1S If necessary, hydrophilic colloids such as gelatin derivatives, graft polymers of gelatin and other polymers, proteins other than gelatin, sugar derivatives, cellulose derivatives, synthetic hydrophilic polymer substances such as mono- or copolymers Can be used.

 [0045] (Ultraviolet absorber)

 In the present invention, it is preferable to use an ultraviolet absorber in order to avoid deterioration of the electromagnetic wave shielding film due to ultraviolet rays.

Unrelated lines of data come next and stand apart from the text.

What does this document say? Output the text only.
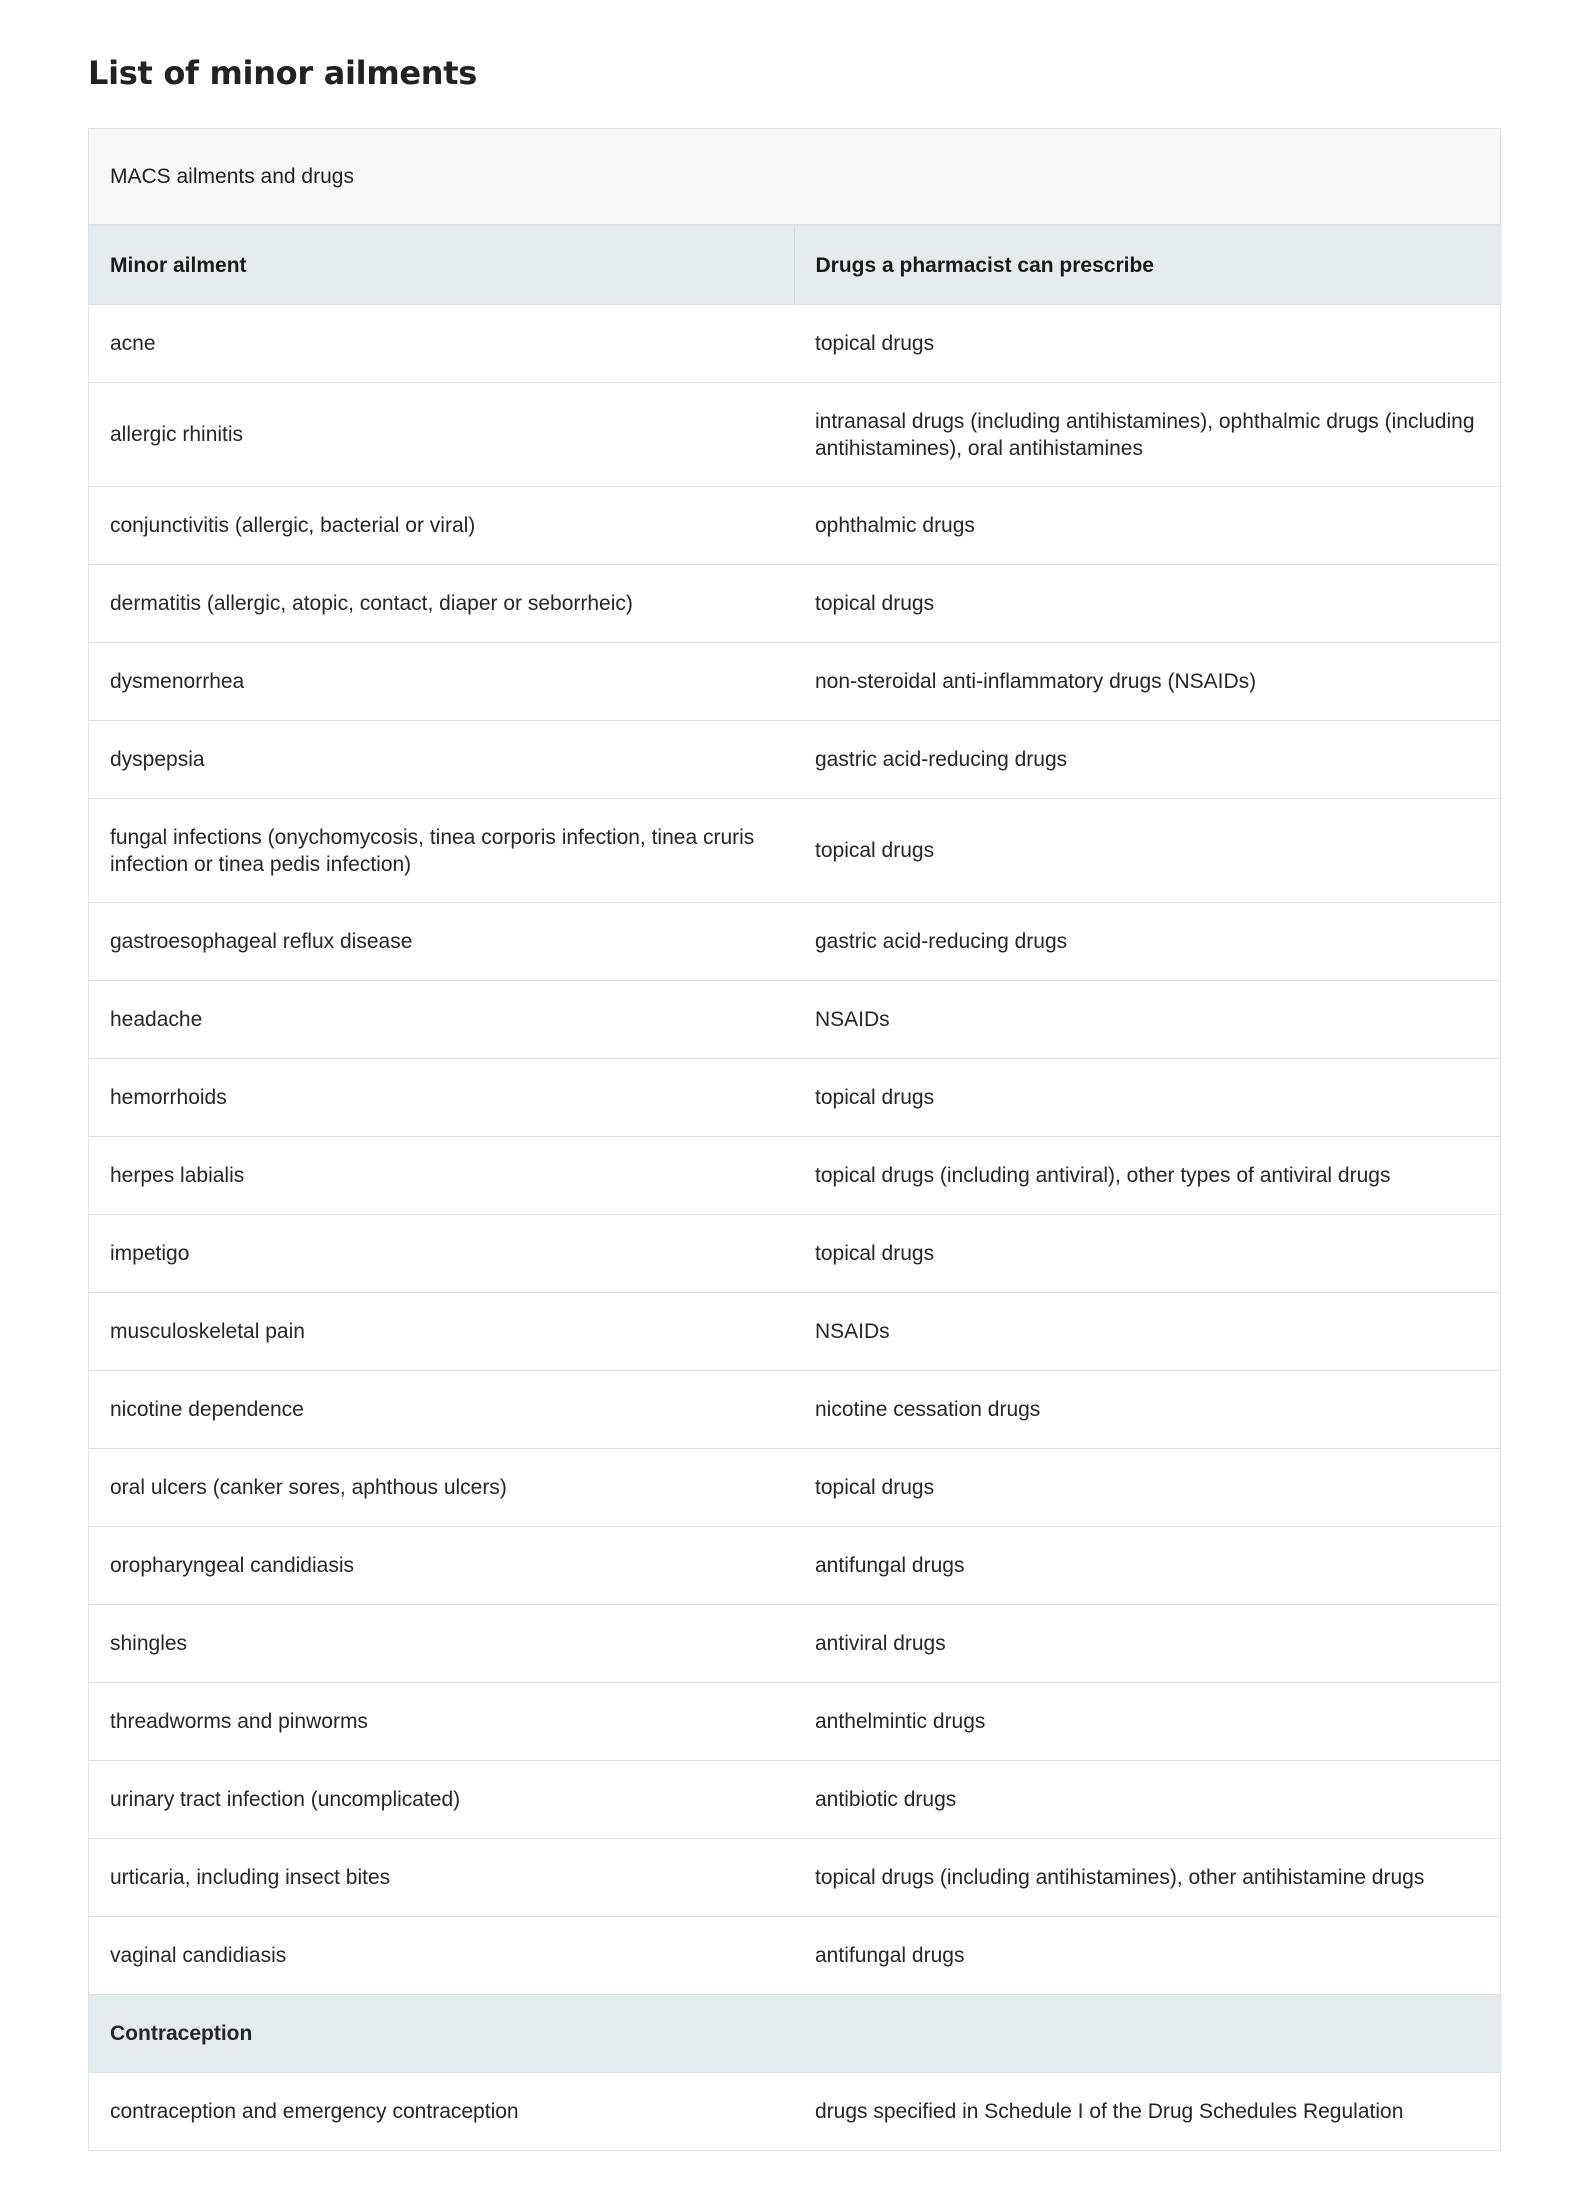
List of minor ailments
MACS ailments and drugs
Minor ailment	Drugs a pharmacist can prescribe
acne	topical drugs
allergic rhinitis	intranasal drugs (including antihistamines), ophthalmic drugs (including antihistamines), oral antihistamines
conjunctivitis (allergic, bacterial or viral)	ophthalmic drugs
dermatitis (allergic, atopic, contact, diaper or seborrheic)	topical drugs
dysmenorrhea	non-steroidal anti-inflammatory drugs (NSAIDs)
dyspepsia	gastric acid-reducing drugs
fungal infections (onychomycosis, tinea corporis infection, tinea cruris infection or tinea pedis infection)	topical drugs
gastroesophageal reflux disease	gastric acid-reducing drugs
headache	NSAIDs
hemorrhoids	topical drugs
herpes labialis	topical drugs (including antiviral), other types of antiviral drugs
impetigo	topical drugs
musculoskeletal pain	NSAIDs
nicotine dependence	nicotine cessation drugs
oral ulcers (canker sores, aphthous ulcers)	topical drugs
oropharyngeal candidiasis	antifungal drugs
shingles	antiviral drugs
threadworms and pinworms	anthelmintic drugs
urinary tract infection (uncomplicated)	antibiotic drugs
urticaria, including insect bites	topical drugs (including antihistamines), other antihistamine drugs
vaginal candidiasis	antifungal drugs
Contraception	
contraception and emergency contraception	drugs specified in Schedule I of the Drug Schedules Regulation
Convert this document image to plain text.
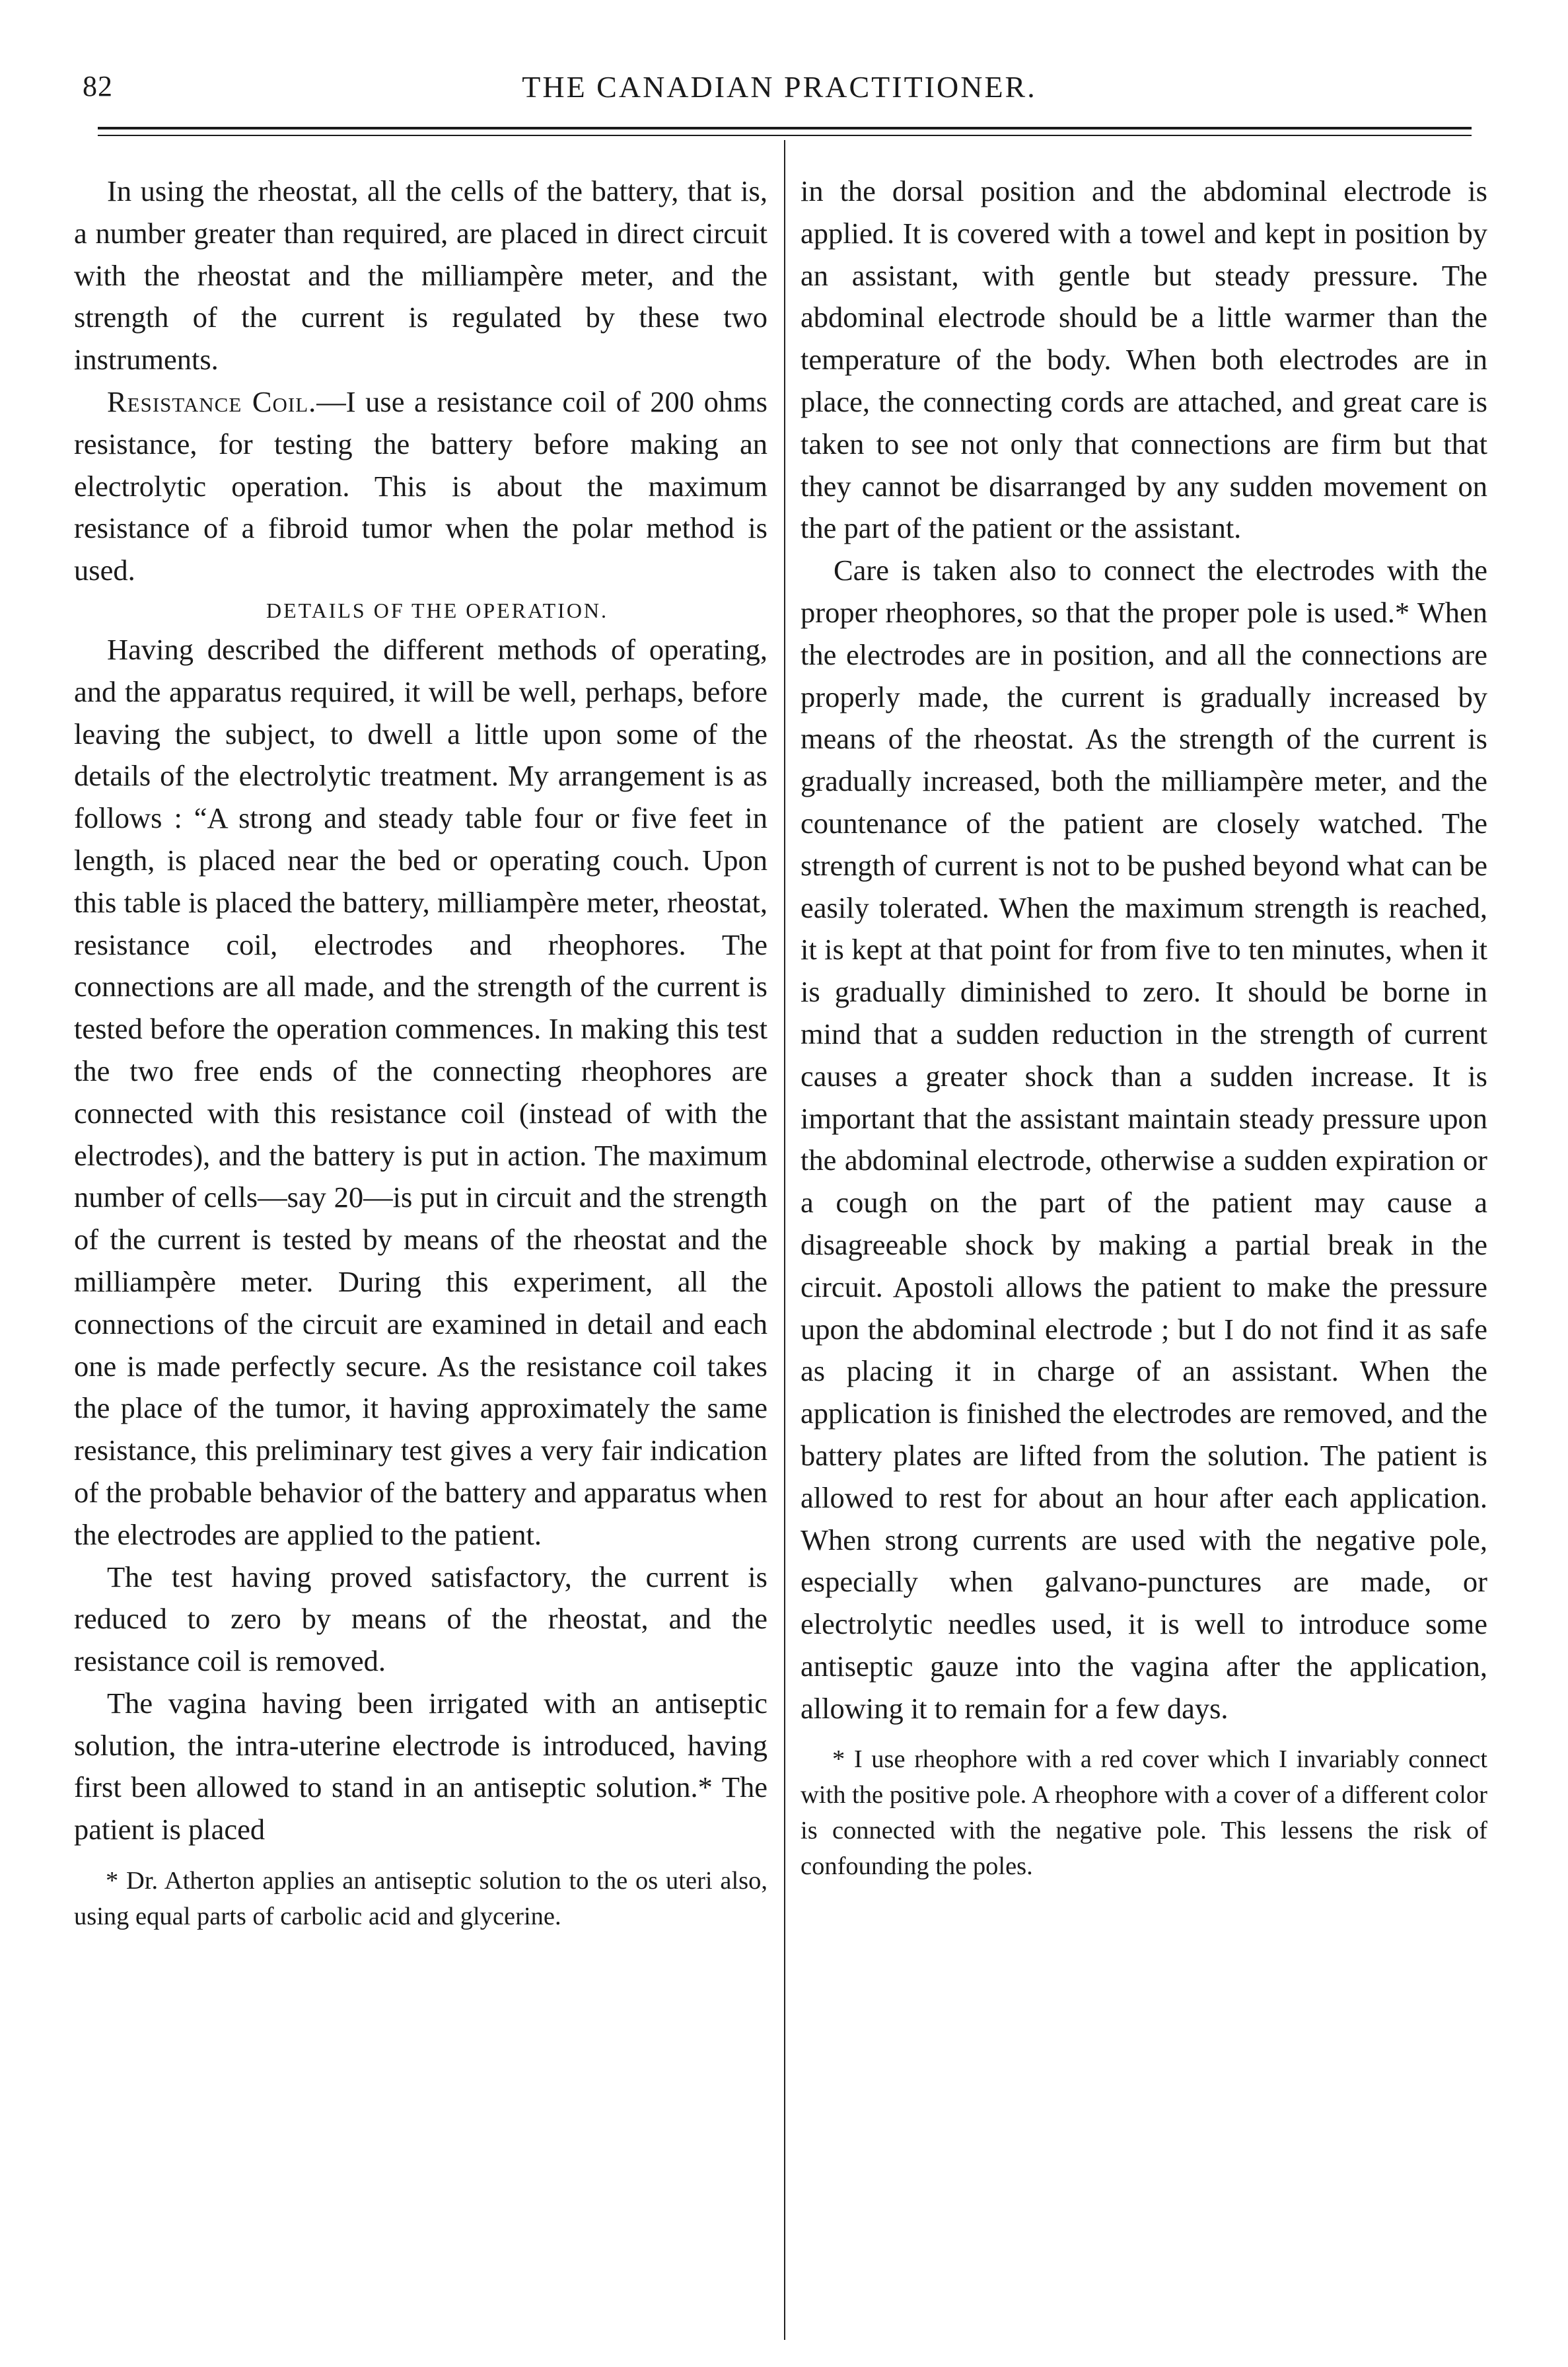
82	THE CANADIAN PRACTITIONER.

In using the rheostat, all the cells of the battery, that is, a number greater than required, are placed in direct circuit with the rheostat and the milliampère meter, and the strength of the current is regulated by these two instruments.

Resistance Coil.—I use a resistance coil of 200 ohms resistance, for testing the battery before making an electrolytic operation. This is about the maximum resistance of a fibroid tumor when the polar method is used.

DETAILS OF THE OPERATION.

Having described the different methods of operating, and the apparatus required, it will be well, perhaps, before leaving the subject, to dwell a little upon some of the details of the electrolytic treatment. My arrangement is as follows : “A strong and steady table four or five feet in length, is placed near the bed or operating couch. Upon this table is placed the battery, milliampère meter, rheostat, resistance coil, electrodes and rheophores. The connections are all made, and the strength of the current is tested before the operation commences. In making this test the two free ends of the connecting rheophores are connected with this resistance coil (instead of with the electrodes), and the battery is put in action. The maximum number of cells—say 20—is put in circuit and the strength of the current is tested by means of the rheostat and the milliampère meter. During this experiment, all the connections of the circuit are examined in detail and each one is made perfectly secure. As the resistance coil takes the place of the tumor, it having approximately the same resistance, this preliminary test gives a very fair indication of the probable behavior of the battery and apparatus when the electrodes are applied to the patient.

The test having proved satisfactory, the current is reduced to zero by means of the rheostat, and the resistance coil is removed.

The vagina having been irrigated with an antiseptic solution, the intra-uterine electrode is introduced, having first been allowed to stand in an antiseptic solution.* The patient is placed

* Dr. Atherton applies an antiseptic solution to the os uteri also, using equal parts of carbolic acid and glycerine.

in the dorsal position and the abdominal electrode is applied. It is covered with a towel and kept in position by an assistant, with gentle but steady pressure. The abdominal electrode should be a little warmer than the temperature of the body. When both electrodes are in place, the connecting cords are attached, and great care is taken to see not only that connections are firm but that they cannot be disarranged by any sudden movement on the part of the patient or the assistant.

Care is taken also to connect the electrodes with the proper rheophores, so that the proper pole is used.* When the electrodes are in position, and all the connections are properly made, the current is gradually increased by means of the rheostat. As the strength of the current is gradually increased, both the milliampère meter, and the countenance of the patient are closely watched. The strength of current is not to be pushed beyond what can be easily tolerated. When the maximum strength is reached, it is kept at that point for from five to ten minutes, when it is gradually diminished to zero. It should be borne in mind that a sudden reduction in the strength of current causes a greater shock than a sudden increase. It is important that the assistant maintain steady pressure upon the abdominal electrode, otherwise a sudden expiration or a cough on the part of the patient may cause a disagreeable shock by making a partial break in the circuit. Apostoli allows the patient to make the pressure upon the abdominal electrode ; but I do not find it as safe as placing it in charge of an assistant. When the application is finished the electrodes are removed, and the battery plates are lifted from the solution. The patient is allowed to rest for about an hour after each application. When strong currents are used with the negative pole, especially when galvano-punctures are made, or electrolytic needles used, it is well to introduce some antiseptic gauze into the vagina after the application, allowing it to remain for a few days.

* I use rheophore with a red cover which I invariably connect with the positive pole. A rheophore with a cover of a different color is connected with the negative pole. This lessens the risk of confounding the poles.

As the ultraviolet absorber, known ultraviolet absorbers such as salicylic acid compounds, benzophenone compounds, benzotriazole compounds, S triazine compounds, cyclic imino ester compounds and the like can be preferably used. Of these, benzophenone compounds, benzotriazole compounds, and cyclic imino ester compounds are preferred. As what is mix | blended with a polyester, especially a cyclic imino ester type compound is preferable. Although there is no particular limitation on the layer to which these ultraviolet absorbers are added, from the viewpoint of preventing deterioration of the binder used in the silver halide emulsion-containing layer due to ultraviolet rays, the addition to the silver halide emulsion-containing layer is difficult. Direct addition, or closer to outside light than the layer containing a halogenated silver emulsion The aspect provided in is preferable. When added to a layer containing a silver halide emulsion or a layer adjacent thereto, benzotriazoles are preferably used as ultraviolet absorbers. For example, a general formula [III 3] described in JP-A-1-250944 can be mentioned. And compounds described in Japanese Patent Publication No. 64-66646

 Compounds represented by formula [III], UV-1L to UV-27L described in JP-A-63-187240, compounds represented by general formula [I] described in JP-A-41633, JP-A-5- The compounds represented by the general formulas (1) and (II) described in Japanese Patent No. 165144 are preferably used. These ultraviolet absorbers are, for example, high boiling points represented by phthalates such as dioctyl phthalate, di-decyl phthalate, and dibutyl phthalate, and phosphate esters such as tricresyl phosphate and trioctyl phosphate. An embodiment in which it is added in a dispersed form in an organic solvent is preferably used. In addition, an embodiment in which these ultraviolet absorbers are directly added to the support is also preferably used. In this case, for example, an embodiment described in JP-T-2004-531611 can also be preferably used.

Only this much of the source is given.